Si hay un perfil que define la silueta de la noche barcelonesa, ese es el de las aspas rojas que coronan el Paral·lel. Sin embargo, parece que este verano el movimiento se dentendrá otra vez. El Molino, ese templo del cabaré que ha sobrevivido a censuras, crisis y cambios de siglo, bajará la persiana el próximo 30 de junio. La noticia llega tras un acuerdo de “mutuo acuerdo” entre el Ayuntamiento de Barcelona y Barcelona Events Musicals (BEM), la empresa vinculada al festival Cruïlla que asumió el mando de la sala en octubre de 2024.
La decisión no ha sido un impulso repentino, sino el resultado de un cóctel de complicaciones técnicas y convivencia vecinal. Durante los últimos meses, el teatro ha tenido que lidiar con importantes restricciones horarias y de aforo debido a quejas por el ruido, lo que obligó a limitar los espectáculos a los fines de semana y a terminar la fiesta antes de las 23:00 horas. Una situación difícil de sostener para un espacio que nació para ser, precisamente, el epicentro del desenfreno y la música en directo.
Un silencio necesario para volver a sonar
La clave de este parón reside en las paredes de la propia sala. El consistorio ha decidido que es el momento de ejecutar unas obras de insonorización definitivas para garantizar que, cuando las aspas vuelvan a girar, no lo hagan despertando a todo el barrio. Se está elaborando un proyecto ejecutivo que servirá de paso previo a la licitación de las obras.
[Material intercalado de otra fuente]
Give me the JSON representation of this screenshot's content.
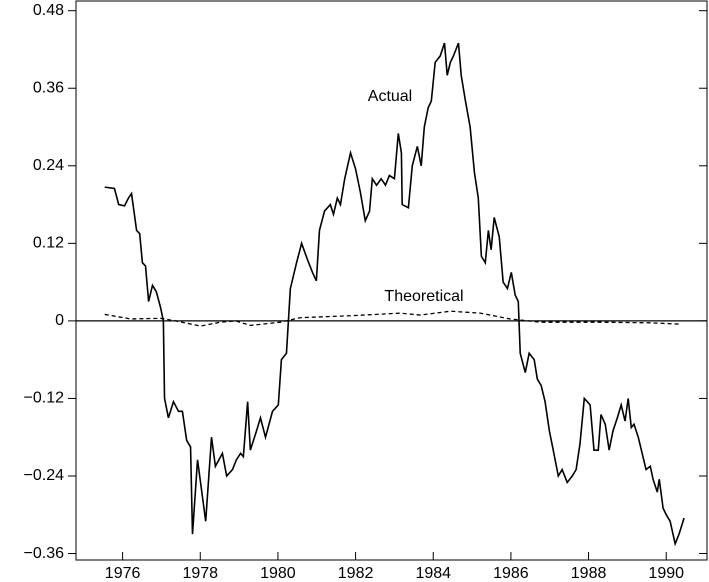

La idea no es simplemente arreglar unos cables o poner más espuma en los muros, sino consolidar el espacio como un equipamiento cultural de referencia en una avenida que el Ayuntamiento quiere revitalizar con una inversión millonaria hasta 2028.
Mientras llegan las máquinas, el futuro inmediato del número 99 del Paral·lel queda en el aire. No hay una fecha oficial de reapertura, pero la intención municipal es que el teatro siga siendo público y mantenga su esencia. En esta última etapa, bajo la batuta de BEM, El Molino se había transformado en un club de pequeño formato donde el jazz, el flamenco y la canción de autor habían tomado el relevo a las lentejuelas, buscando un aire más internacional parecido a los clubes de Londres o Nueva York.
Un superviviente nato desde 1898
No es la primera vez que El Molino nos da un susto. Desde que abrió en 1898 como “La Pajarera Catalana”, ha pasado por todo tipo de nombres y crisis. Cerró en 1997, dejando un vacío enorme en la memoria sentimental de la ciudad, y no fue hasta 2010 cuando volvió a iluminar la calle con el espectáculo Made in Paral·lel. Tras una gestión algo turbulenta por parte de la empresa Ociopuro, el Ayuntamiento compró el edificio en 2021 por 15 millones de euros para evitar que acabara convertido en cualquier otra cosa que no fuera cultura.
Aunque el cierre del 30 de junio suene a despedida, la historia nos dice que El Molino siempre encuentra la manera de reinventarse. Hasta que llegue ese último día de junio, la sala mantendrá su programación habitual de fin de semana, así que todavía queda tiempo para tomarse la última copa bajo la mirada de la Bella Dorita y confiar en que, esta vez, el silencio solo sea el preludio de una función mejor.